Long-time large deviations for the multi-asset Wishart stochastic volatility model and option pricing

TL;DR

This paper establishes a large deviations principle for multi-asset Wishart stochastic volatility models, extending the Heston model to multiple assets, and applies it to approximate basket option implied volatility and improve Monte Carlo simulations.

Contribution

It introduces a large deviations framework for multidimensional Wishart stochastic volatility models and applies it to option pricing and simulation efficiency.

Findings

Large deviations principle proven for Wishart models

Asymptotic approximation for basket option implied volatility

Development of an optimal importance sampling algorithm

Abstract

We prove a large deviations principle for the class of multidimensional affine stochastic volatility models considered in (Gourieroux, C. and Sufana, R., J. Bus. Econ. Stat., 28(3), 2010), where the volatility matrix is modelled by a Wishart process.

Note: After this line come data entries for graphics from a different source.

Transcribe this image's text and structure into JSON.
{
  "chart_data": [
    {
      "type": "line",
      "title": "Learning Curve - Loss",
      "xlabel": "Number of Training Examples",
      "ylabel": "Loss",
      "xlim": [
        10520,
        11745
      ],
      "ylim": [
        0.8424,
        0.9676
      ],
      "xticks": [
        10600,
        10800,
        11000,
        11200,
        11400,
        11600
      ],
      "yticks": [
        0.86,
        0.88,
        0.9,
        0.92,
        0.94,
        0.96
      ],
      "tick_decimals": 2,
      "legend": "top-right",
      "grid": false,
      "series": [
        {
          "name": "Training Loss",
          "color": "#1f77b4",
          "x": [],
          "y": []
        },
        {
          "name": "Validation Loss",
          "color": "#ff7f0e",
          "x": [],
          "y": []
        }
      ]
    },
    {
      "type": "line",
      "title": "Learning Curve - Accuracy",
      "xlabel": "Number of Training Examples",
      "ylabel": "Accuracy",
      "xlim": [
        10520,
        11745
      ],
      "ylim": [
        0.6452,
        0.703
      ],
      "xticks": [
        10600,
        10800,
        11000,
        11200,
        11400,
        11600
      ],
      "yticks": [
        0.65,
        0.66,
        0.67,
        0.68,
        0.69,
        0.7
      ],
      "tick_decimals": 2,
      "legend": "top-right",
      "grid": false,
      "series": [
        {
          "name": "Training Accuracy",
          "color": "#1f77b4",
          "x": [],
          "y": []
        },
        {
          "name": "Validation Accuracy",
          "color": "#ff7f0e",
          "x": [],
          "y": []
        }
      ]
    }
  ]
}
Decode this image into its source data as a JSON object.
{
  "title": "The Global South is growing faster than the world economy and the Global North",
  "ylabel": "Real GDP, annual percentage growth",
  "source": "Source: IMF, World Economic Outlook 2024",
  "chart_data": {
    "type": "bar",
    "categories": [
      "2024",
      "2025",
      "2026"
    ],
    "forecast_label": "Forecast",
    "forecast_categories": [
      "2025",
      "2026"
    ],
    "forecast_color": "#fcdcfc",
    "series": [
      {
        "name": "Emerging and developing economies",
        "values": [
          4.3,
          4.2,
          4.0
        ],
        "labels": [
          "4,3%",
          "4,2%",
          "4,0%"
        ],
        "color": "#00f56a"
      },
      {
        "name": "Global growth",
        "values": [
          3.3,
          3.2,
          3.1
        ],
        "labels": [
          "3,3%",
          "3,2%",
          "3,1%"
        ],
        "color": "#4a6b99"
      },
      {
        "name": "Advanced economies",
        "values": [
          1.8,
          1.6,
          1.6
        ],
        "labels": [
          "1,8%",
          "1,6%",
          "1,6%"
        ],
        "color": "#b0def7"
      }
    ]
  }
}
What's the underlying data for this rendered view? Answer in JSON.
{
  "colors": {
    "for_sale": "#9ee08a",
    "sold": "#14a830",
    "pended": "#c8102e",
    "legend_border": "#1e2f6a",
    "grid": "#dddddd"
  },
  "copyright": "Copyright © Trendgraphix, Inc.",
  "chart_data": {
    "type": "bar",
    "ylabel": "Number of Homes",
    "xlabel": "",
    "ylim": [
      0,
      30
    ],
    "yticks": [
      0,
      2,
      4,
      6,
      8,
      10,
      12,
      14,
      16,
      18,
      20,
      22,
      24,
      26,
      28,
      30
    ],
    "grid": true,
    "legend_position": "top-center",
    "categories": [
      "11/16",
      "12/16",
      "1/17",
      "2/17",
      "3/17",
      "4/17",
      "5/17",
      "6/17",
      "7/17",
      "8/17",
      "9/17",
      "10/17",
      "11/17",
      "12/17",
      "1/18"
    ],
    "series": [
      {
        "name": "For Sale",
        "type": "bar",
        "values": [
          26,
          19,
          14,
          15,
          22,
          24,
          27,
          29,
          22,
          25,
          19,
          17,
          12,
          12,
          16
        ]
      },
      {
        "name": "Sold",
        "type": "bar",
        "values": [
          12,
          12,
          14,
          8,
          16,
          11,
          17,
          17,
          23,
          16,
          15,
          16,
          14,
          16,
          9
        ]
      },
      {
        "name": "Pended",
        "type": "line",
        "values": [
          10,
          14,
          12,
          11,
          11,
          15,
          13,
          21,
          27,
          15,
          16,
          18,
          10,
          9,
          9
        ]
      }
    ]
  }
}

This class extends the very popular Heston model to the multivariate setting, thus allowing to model the joint behaviour of a basket of stocks or several interest rates. We then use the large deviation principle to obtain an asymptotic approximation for the implied volatility of basket options and to develop an asymptotically optimal importance sampling algorithm, to reduce the number of simulations when using Monte-Carlo methods to price derivatives.